If the only role of endosulfines in entry into gametogenesis was to activate transcription of IME1, then ectopic expression of IME1 should bypass the sporulation defect of igo1Δ igo2Δ cells. To test this, we constructed wild type and igo1Δ igo2Δ strains in which IME1 expression can be induced by addition of β-estradiol to the medium using the PGAL/Gal4-ER system [29]. We transferred wild type and igo1Δ igo2Δ cells to SPM in the presence or absence of β-estradiol. While wild type cells sporulated in the presence of β-estradiol, igo1Δ igo2Δ cells failed to do so (Figure 6B). Ime1 was expressed in β-estradiol treated igo1Δ igo2Δ cells although at a lower level compared to wild type cells (Figure 6C). Since endosulfines have been implicated in mRNA stability [8], we tested whether the difference in the Ime1 levels in the two strains was due to difference in the IME1 transcript levels. Quantitative RT-PCR analyses revealed that the IME1 transcript levels were induced to similar extent in wild type and igo1Δ igo2Δ strains and remained relatively unchanged up to 8 hours following induction (Figure 6D). This suggests that endosulfines are not required for regulating IME1 mRNA stability.
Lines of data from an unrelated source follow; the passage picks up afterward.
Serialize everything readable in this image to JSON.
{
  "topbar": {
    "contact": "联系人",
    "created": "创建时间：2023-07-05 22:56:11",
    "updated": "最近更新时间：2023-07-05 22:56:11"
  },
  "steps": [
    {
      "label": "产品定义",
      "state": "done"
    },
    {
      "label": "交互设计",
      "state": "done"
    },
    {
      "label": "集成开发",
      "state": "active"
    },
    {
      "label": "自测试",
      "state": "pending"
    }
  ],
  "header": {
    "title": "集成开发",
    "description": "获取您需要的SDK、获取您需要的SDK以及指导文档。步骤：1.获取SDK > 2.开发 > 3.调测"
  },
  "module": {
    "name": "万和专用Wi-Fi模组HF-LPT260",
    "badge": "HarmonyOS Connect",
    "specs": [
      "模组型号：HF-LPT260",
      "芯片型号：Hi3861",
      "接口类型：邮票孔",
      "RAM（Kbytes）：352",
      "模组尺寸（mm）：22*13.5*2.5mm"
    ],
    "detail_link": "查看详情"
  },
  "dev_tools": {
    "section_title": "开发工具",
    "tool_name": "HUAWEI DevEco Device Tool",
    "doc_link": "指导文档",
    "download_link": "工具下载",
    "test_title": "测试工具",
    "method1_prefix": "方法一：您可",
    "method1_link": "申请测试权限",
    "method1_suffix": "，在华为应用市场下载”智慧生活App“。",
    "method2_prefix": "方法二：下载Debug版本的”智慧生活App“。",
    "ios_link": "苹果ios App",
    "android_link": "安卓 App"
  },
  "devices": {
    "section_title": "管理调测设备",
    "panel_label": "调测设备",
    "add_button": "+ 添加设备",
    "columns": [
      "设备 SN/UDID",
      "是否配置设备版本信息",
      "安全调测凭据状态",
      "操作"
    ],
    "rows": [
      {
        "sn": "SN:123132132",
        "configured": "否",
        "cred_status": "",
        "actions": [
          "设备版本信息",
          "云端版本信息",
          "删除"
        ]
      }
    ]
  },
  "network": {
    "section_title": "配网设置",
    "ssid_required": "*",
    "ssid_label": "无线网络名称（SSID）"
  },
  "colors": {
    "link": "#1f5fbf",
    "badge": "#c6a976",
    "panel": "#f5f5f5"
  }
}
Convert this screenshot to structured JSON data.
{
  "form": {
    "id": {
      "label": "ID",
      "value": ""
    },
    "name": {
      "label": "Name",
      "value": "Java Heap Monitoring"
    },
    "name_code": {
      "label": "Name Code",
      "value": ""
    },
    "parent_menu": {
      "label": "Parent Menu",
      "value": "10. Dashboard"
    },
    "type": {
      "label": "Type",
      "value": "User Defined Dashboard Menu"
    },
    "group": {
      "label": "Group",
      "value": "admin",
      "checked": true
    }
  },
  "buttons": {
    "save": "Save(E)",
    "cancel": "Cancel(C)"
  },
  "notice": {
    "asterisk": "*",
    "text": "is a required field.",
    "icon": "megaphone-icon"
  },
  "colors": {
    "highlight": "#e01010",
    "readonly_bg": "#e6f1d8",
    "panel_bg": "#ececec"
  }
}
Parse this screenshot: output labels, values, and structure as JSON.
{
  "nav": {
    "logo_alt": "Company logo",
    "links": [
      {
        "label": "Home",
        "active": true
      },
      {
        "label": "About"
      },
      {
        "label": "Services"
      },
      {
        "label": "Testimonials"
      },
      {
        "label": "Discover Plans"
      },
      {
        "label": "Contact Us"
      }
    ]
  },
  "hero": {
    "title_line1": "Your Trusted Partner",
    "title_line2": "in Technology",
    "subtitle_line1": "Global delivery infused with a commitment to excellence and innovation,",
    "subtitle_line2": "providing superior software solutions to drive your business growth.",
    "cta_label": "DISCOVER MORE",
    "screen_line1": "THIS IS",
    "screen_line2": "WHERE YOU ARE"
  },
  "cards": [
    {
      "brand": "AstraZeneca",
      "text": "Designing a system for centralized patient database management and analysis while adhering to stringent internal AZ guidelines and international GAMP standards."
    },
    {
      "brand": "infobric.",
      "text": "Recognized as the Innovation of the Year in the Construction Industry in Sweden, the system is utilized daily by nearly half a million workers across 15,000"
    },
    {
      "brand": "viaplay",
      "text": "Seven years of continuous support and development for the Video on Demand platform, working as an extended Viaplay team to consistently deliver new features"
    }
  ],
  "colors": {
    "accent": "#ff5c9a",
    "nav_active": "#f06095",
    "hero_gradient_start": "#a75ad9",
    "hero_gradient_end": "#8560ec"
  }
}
Decreased Ime1 levels in igo1Δ igo2Δ cells could be caused by either decreased translational efficiency of IME1 mRNA or decreased Ime1 stability. These results indicate that endosulfines promote entry into gametogenesis independently of regulating IME1 expression.

Endosulfines are required for pre-meiotic autophagy

Rim15 is required for autophagy induced by inhibition of PKA and Sch9 but not for autophagy induced by rapamycin treatment [30]. Since autophagy is required for spore formation in yeast [31], we tested whether endosulfines are required for autophagy during entry into gametogenesis. Autophagy can be assayed by following proteolytic cleavage of GFP-Atg8, which is a N-terminal fusion of GFP to Atg8 (a ubiquitin-like protein required for formation of autophagosomal membranes) [32]. We induced wild type, PCLB2CDC55, igo1Δ igo2Δ and igo1Δ igo2Δ PCLB2CDC55 cells to enter meiosis by transferring them to SPM and assayed autophagy. In wild type cells, GFP-Atg8 underwent proteolytic cleavage after 2 hours into SPM (Figure 7A). In contrast, GFP-Atg8 remained intact in igo1Δ igo2Δ cells even after 12 hours in SPM (Figure 7A). Strikingly, GFP-Atg8 was cleaved earlier in PCLB2CDC55 and igo1Δ igo2Δ PCLB2CDC55 cells in comparison to wild type cells. These results are consistent with the hypothesis that PP2ACdc55 inhibits pre-meiotic autophagy and that this inhibition is overcome by endosulfines after transfer to SPM.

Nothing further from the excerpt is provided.